In a series of publications by international brain tumor experts who came together to implement research findings into practice and to inform the WHO classification, we identified specific molecular markers that could more precisely predict tumor behavior and be used for grading purposes. For example, alterations in EGFR, chromosomes 7p and 10q or the TERT promoter could be used to predict grade 4 behavior and to establish the diagnosis of glioblastoma, IDH-wildtype. For IDH-mutant astrocytomas, CDKN2A/B deletions could be used to establish a grade 4 designation. We also simplified and clarified the terminologies so that biologically distinct tumors no longer carried the same names.  These changes were codified into the recently published 5th Edition of the WHO Brain Tumour Classification.

These were big steps: pathology has operated on the differentiating principle of morphology for a century, but we were positing that molecular genetic biomarkers are more predictive of clinically relevant behavior than morphology.

What’s the process for implementing updated guidance into clinical care?

After the WHO guidelines were updated, clinical pathology and oncology societies organized by the College of American Pathologists (CAP) and including the Association for Molecular Pathology (AMP), Society for Neuro-oncology and the Association of Neuropathologists, collaborated to provide evidence-based clinical molecular biomarker testing guidelines.

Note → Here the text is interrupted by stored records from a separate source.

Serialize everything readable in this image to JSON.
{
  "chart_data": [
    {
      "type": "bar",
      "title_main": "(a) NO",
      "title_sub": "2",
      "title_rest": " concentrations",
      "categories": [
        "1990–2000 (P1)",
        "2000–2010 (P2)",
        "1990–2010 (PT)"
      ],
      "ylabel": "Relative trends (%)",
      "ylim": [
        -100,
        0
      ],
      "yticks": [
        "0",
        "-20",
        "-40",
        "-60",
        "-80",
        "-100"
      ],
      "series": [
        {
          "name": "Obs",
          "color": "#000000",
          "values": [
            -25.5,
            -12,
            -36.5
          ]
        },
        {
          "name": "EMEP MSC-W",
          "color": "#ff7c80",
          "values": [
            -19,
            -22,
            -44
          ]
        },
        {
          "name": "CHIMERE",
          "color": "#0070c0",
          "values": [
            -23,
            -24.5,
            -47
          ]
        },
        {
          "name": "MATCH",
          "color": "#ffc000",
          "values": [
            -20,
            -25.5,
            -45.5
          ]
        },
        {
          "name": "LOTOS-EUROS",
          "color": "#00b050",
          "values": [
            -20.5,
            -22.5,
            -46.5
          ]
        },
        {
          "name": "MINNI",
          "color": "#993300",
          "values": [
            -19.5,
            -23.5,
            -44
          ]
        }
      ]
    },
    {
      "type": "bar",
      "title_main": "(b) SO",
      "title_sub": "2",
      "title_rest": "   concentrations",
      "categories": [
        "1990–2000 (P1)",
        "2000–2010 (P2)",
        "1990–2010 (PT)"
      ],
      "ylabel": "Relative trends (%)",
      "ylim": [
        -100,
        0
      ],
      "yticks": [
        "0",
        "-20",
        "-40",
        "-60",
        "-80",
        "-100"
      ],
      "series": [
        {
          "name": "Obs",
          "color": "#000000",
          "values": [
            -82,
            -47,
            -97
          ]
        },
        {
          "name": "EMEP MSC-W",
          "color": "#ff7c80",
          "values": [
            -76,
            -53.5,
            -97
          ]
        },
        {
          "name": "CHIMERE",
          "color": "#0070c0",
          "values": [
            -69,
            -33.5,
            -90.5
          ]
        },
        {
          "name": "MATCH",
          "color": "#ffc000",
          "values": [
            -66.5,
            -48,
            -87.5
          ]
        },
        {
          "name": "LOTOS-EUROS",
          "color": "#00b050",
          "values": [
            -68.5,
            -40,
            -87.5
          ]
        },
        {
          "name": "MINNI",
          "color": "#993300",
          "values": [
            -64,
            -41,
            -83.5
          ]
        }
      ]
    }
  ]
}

These practice guidelines were needed for the greater pathology and oncology practices, especially for the community setting, since the scope and impact of the changes have been substantial. These guidelines answer the question: “What do I need to get into my laboratory to make these diagnoses and treat these patients appropriately?” Further, there are ways to simplify the process; screening for individual biomarkers can be done relatively cheaply and quickly in many labs and commercial reference laboratories can be relied on as needed for larger scale analysis.

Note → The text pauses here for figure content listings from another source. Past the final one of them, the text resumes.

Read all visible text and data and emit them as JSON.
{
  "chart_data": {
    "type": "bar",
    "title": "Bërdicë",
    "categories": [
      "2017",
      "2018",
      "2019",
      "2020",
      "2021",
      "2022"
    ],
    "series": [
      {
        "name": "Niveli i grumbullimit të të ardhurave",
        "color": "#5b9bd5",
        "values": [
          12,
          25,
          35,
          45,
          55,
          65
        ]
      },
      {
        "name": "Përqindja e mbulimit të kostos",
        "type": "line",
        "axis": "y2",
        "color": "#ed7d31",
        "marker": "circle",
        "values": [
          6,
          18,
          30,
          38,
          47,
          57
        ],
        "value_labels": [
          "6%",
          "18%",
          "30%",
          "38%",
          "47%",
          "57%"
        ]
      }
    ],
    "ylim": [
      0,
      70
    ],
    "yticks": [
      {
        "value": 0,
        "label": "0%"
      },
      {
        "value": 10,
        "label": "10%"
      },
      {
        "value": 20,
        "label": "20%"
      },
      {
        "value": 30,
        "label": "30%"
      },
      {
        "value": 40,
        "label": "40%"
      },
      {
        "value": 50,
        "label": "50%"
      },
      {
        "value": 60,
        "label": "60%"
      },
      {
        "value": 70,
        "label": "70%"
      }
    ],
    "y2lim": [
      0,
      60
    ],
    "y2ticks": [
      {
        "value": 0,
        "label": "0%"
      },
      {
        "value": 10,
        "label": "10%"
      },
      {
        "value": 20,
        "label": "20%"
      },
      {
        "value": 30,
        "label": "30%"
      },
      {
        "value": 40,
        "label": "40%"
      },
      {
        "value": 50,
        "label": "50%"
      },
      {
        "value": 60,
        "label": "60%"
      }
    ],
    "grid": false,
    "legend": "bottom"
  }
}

This will require some education and some buy-in, but we think this will become standard practice.

What does the future hold for molecular grading of cancers?

This evolution in molecular glioma classification is a sign of things to come and the diagnostic approach will likely be a playbook for the entire oncology community.

Further, recently here at Feinberg, we’ve been examining DNA methylation signatures for classifying a wide array of primary brain tumors. Drs. Jennings, dos Santos and Horbinski in the Department of Pathology have developed and implemented a highly advanced algorithm that will place tumors in the correct tumor classification based on modifications to regulatory regions of the tumor’s genes, independent of the appearance under the microscope. It’s very powerful and we think this will be part of the diagnostic approach to cancer and potentially other diseases in the future.